Pues cuando pienso que la piedra es una substancia, o sea, una cosa
capaz de existir por sí, dado que yo soy una substancia, y aunque sé
muy bien que soy una cosa pensante y no extensa (habiendo así entre
ambos conceptos muy gran diferencia), las dos ideas parecen concordar en
que representan substancias. Asimismo, cuando pienso que existo ahora, y
me acuerdo además de haber existido antes, y concibo varios
pensamientos cuyo número conozco, entonces adquiero las ideas de duración
y número, las cuales puedo luego transferir a cualesquiera otras cosas.
Por
lo que se refiere a las otras cualidades de que se componen las ideas de
las cosas corpóreas —a saber: la extensión, la figura, la situación
y el movimiento—, cierto es que no están formalmente en mí, pues no
soy más que una cosa que piensa; pero como son sólo ciertos modos de
la substancia (a manera de vestidos con que se nos aparece la substancia),
parece que pueden estar contenidas en mí eminentemente. Así
pues, sólo queda la idea de Dios, en la que debe considerarse si hay
algo que no pueda proceder de mí mismo. Por “Dios” entiendo una
substancia infinita, eterna, inmutable, independiente, omnisciente,
omnipotente, que me ha creado a mí mismo y a todas las demás cosas que
existen (si es que existe alguna). Pues bien, eso que entiendo por Dios
es tan grande y eminente, que cuanto más atentamente lo considero menos
convencido estoy de que una idea así pueda proceder sólo de mí. Y,
por consiguiente, hay que concluir necesariamente, según lo antedicho,
que Dios existe. Pues, aunque yo tenga la idea de substancia en virtud
de ser yo una substancia, no podría tener la idea de una substancia
infinita, siendo yo finito, si no la hubiera puesto en mí una
substancia que verdaderamente fuese infinita.

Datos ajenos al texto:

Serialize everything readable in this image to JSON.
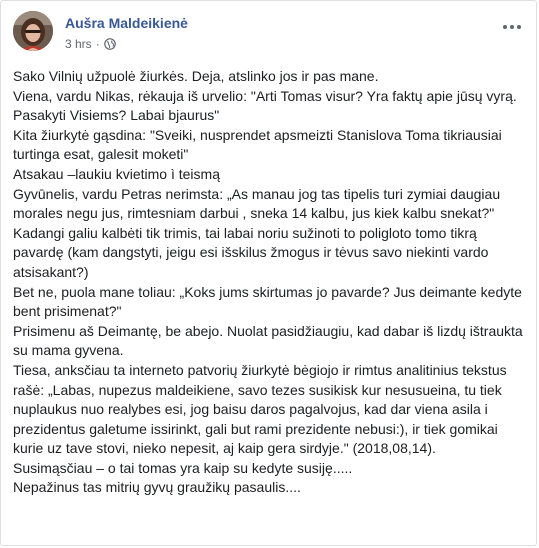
{
  "post": {
    "author": "Aušra Maldeikienė",
    "time": "3 hrs",
    "separator": "·",
    "privacy_icon": "globe-icon",
    "more_icon": "more-options-icon",
    "paragraphs": [
      "Sako Vilnių užpuolė žiurkės. Deja, atslinko jos ir pas mane.",
      "Viena, vardu Nikas, rėkauja iš urvelio: \"Arti Tomas visur? Yra faktų apie jūsų vyrą. Pasakyti Visiems? Labai bjaurus\"",
      "Kita žiurkytė gąsdina: \"Sveiki, nusprendet apsmeizti Stanislova Toma tikriausiai turtinga esat, galesit moketi\"",
      "Atsakau –laukiu kvietimo ì teismą",
      "Gyvūnelis, vardu Petras nerimsta: „As manau jog tas tipelis turi zymiai daugiau morales negu jus, rimtesniam darbui , sneka 14 kalbu, jus kiek kalbu snekat?\"",
      "Kadangi galiu kalbėti tik trimis, tai labai noriu sužinoti to poligloto tomo tikrą pavardę (kam dangstyti, jeigu esi išskilus žmogus ir tėvus savo niekinti vardo atsisakant?)",
      "Bet ne, puola mane toliau: „Koks jums skirtumas jo pavarde? Jus deimante kedyte bent prisimenat?\"",
      "Prisimenu aš Deimantę, be abejo. Nuolat pasidžiaugiu, kad dabar iš lizdų ištraukta su mama gyvena.",
      "Tiesa, anksčiau ta interneto patvorių žiurkytė bėgiojo ir rimtus analitinius tekstus rašė: „Labas, nupezus maldeikiene, savo tezes susikisk kur nesusueina, tu tiek nuplaukus nuo realybes esi, jog baisu daros pagalvojus, kad dar viena asila i prezidentus galetume issirinkt, gali but rami prezidente nebusi:), ir tiek gomikai kurie uz tave stovi, nieko nepesit, aj kaip gera sirdyje.\" (2018,08,14).",
      "Susimąsčiau – o tai tomas yra kaip su kedyte susiję.....",
      "Nepažinus tas mitrių gyvų graužikų pasaulis...."
    ]
  }
}
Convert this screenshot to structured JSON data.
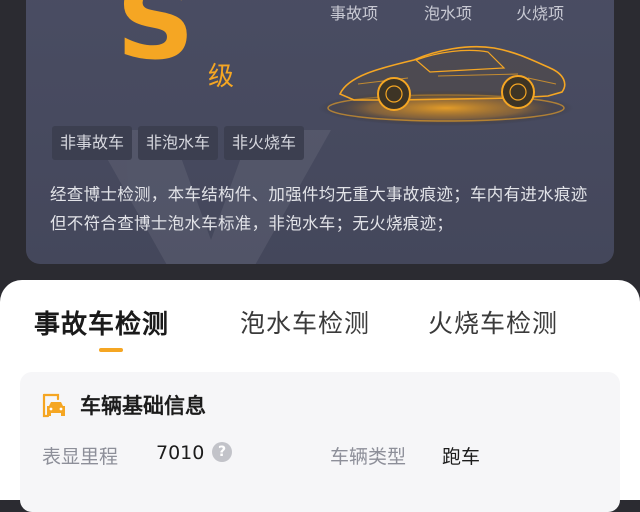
{
  "report": {
    "grade_letter": "S",
    "grade_suffix": "级",
    "check_items": [
      "事故项",
      "泡水项",
      "火烧项"
    ],
    "tags": [
      "非事故车",
      "非泡水车",
      "非火烧车"
    ],
    "description": "经查博士检测，本车结构件、加强件均无重大事故痕迹；车内有进水痕迹但不符合查博士泡水车标准，非泡水车；无火烧痕迹；",
    "accent_color": "#f5a623"
  },
  "tabs": [
    {
      "label": "事故车检测",
      "active": true
    },
    {
      "label": "泡水车检测",
      "active": false
    },
    {
      "label": "火烧车检测",
      "active": false
    }
  ],
  "vehicle_info": {
    "title": "车辆基础信息",
    "icon": "car-document-icon",
    "fields": [
      {
        "label": "表显里程",
        "value": "7010",
        "help_icon": "question-icon"
      },
      {
        "label": "车辆类型",
        "value": "跑车"
      }
    ]
  }
}
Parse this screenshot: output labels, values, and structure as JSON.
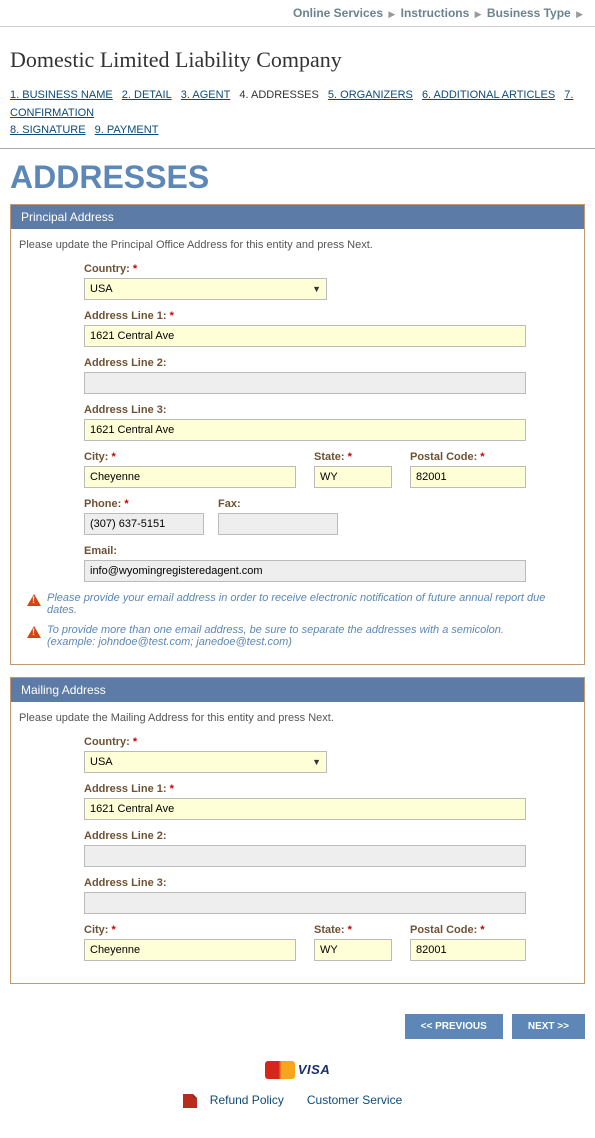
{
  "topnav": {
    "online_services": "Online Services",
    "instructions": "Instructions",
    "business_type": "Business Type"
  },
  "company_title": "Domestic Limited Liability Company",
  "steps": {
    "s1": "1. BUSINESS NAME",
    "s2": "2. DETAIL",
    "s3": "3. AGENT",
    "s4": "4. ADDRESSES",
    "s5": "5. ORGANIZERS",
    "s6": "6. ADDITIONAL ARTICLES",
    "s7": "7. CONFIRMATION",
    "s8": "8. SIGNATURE",
    "s9": "9. PAYMENT"
  },
  "page_title": "ADDRESSES",
  "principal": {
    "header": "Principal Address",
    "instr": "Please update the Principal Office Address for this entity and press Next.",
    "labels": {
      "country": "Country:",
      "addr1": "Address Line 1:",
      "addr2": "Address Line 2:",
      "addr3": "Address Line 3:",
      "city": "City:",
      "state": "State:",
      "postal": "Postal Code:",
      "phone": "Phone:",
      "fax": "Fax:",
      "email": "Email:"
    },
    "values": {
      "country": "USA",
      "addr1": "1621 Central Ave",
      "addr2": "",
      "addr3": "1621 Central Ave",
      "city": "Cheyenne",
      "state": "WY",
      "postal": "82001",
      "phone": "(307) 637-5151",
      "fax": "",
      "email": "info@wyomingregisteredagent.com"
    },
    "warn1": "Please provide your email address in order to receive electronic notification of future annual report due dates.",
    "warn2a": "To provide more than one email address, be sure to separate the addresses with a semicolon.",
    "warn2b": "(example: johndoe@test.com; janedoe@test.com)"
  },
  "mailing": {
    "header": "Mailing Address",
    "instr": "Please update the Mailing Address for this entity and press Next.",
    "labels": {
      "country": "Country:",
      "addr1": "Address Line 1:",
      "addr2": "Address Line 2:",
      "addr3": "Address Line 3:",
      "city": "City:",
      "state": "State:",
      "postal": "Postal Code:"
    },
    "values": {
      "country": "USA",
      "addr1": "1621 Central Ave",
      "addr2": "",
      "addr3": "",
      "city": "Cheyenne",
      "state": "WY",
      "postal": "82001"
    }
  },
  "buttons": {
    "prev": "<< PREVIOUS",
    "next": "NEXT >>"
  },
  "footer": {
    "refund": "Refund Policy",
    "customer": "Customer Service",
    "visa": "VISA"
  },
  "req": "*"
}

Y
no debo juzgar que yo no concibo el infinito por medio de una verdadera
idea, sino por medio de una mera negación de lo finito (así como
concibo el reposo y la oscuridad por medio de la negación del
movimiento y la luz): pues, al contrario, veo manifiestamente que hay más
realidad en la substancia infinita que en la finita y, por ende, que, en
cierto modo, tengo antes en mí la noción de lo infinito que la de lo
finito: antes la de Dios que la de mí mismo. Pues ¿cómo podría yo
saber que dudo y que deseo, es decir, que algo me falta y que no soy
perfecto, si no hubiese en mí la idea de un ser más perfecto, por
comparación con el cual advierto la imperfección de mi naturaleza? Y
no puede decirse que acaso esta idea de Dios es materialmente falsa y
puede, por tanto, proceder de la nada (es decir, que acaso esté en mí
por faltarme a mí algo, según dije antes de las ideas de calor y frío,
y de otras semejantes); al contrario, siendo esta idea muy clara y
distinta y conteniendo más realidad objetiva que ninguna otra, no hay
idea alguna que sea por sí misma más verdadera, ni menos sospechosa de
error y falsedad. Digo
que la idea de ese ser sumamente perfecto e infinito es absolutamente
verdadera; pues, aunque acaso pudiera fingirse que un ser así no
existe, con todo, no puede fingirse que su idea no me representa nada
real, como dije antes de la idea de frío. Esa
idea es también muy clara y distinta, pues que contiene en sí todo lo
que mi espíritu concibe clara y distintamente como real y verdadero, y
todo lo que comporta alguna perfección. Y eso no deja de ser cierto,
aunque yo no comprenda lo infinito, o aunque haya en Dios innumerables
cosas que no pueda yo entender, y ni siquiera alcanzar con mi
pensamiento: pues es propio de la naturaleza de lo infinito que yo,
siendo finito, no pueda comprenderlo. Y basta con que entienda esto
bien, y juzgue que todas las cosas que concibo claramente, y en las que
sé que hay alguna perfección, así como acaso también infinidad de
otras que ignoro, están en Dios formalmente o eminentemente, para que
la idea que tengo de Dios sea la más verdadera, clara y distinta de
todas. Mas
podría suceder que yo fuese algo más de lo que pienso, y que todas las
perfecciones que atribuyo a la naturaleza de Dios estén en mí, de algún
modo, en potencia, si bien todavía no manifestadas en el acto. Y en
efecto, estoy experimentando que mi conocimiento aumenta y se
perfecciona poco a poco, y nada veo que pueda impedir que aumente más y
más hasta el infinito, y, así acrecentado y perfeccionado, tampoco veo
nada que me impida adquirir por su medio todas las demás perfecciones
de la naturaleza divina; y, en fin, parece asimismo que, si tengo el
poder de adquirir esas perfecciones, tendría también el de producir
sus ideas. Sin embargo, pensándolo mejor, reconozco que eso no puede
ser. En primer lugar, porque, aunque fuera cierto que mi conocimiento
aumentase por grados sin cesar y que hubiese en mi naturaleza muchas
cosas en potencia que aún no estuviesen en acto, nada de eso, sin
embargo, atañe ni aun se aproxima a la idea que tengo de la divinidad,
en cuya idea nada hay en potencia, sino que todo está en acto. Y hasta
ese mismo aumento sucesivo y por grados argüiría sin duda imperfección
en mi conocimiento. Más aún: aunque mi conocimiento aumentase más y más,
con todo no dejo de conocer que nunca podría ser infinito en acto, pues
jamás llegará a tan alto grado que no sea capaz de incremento alguno.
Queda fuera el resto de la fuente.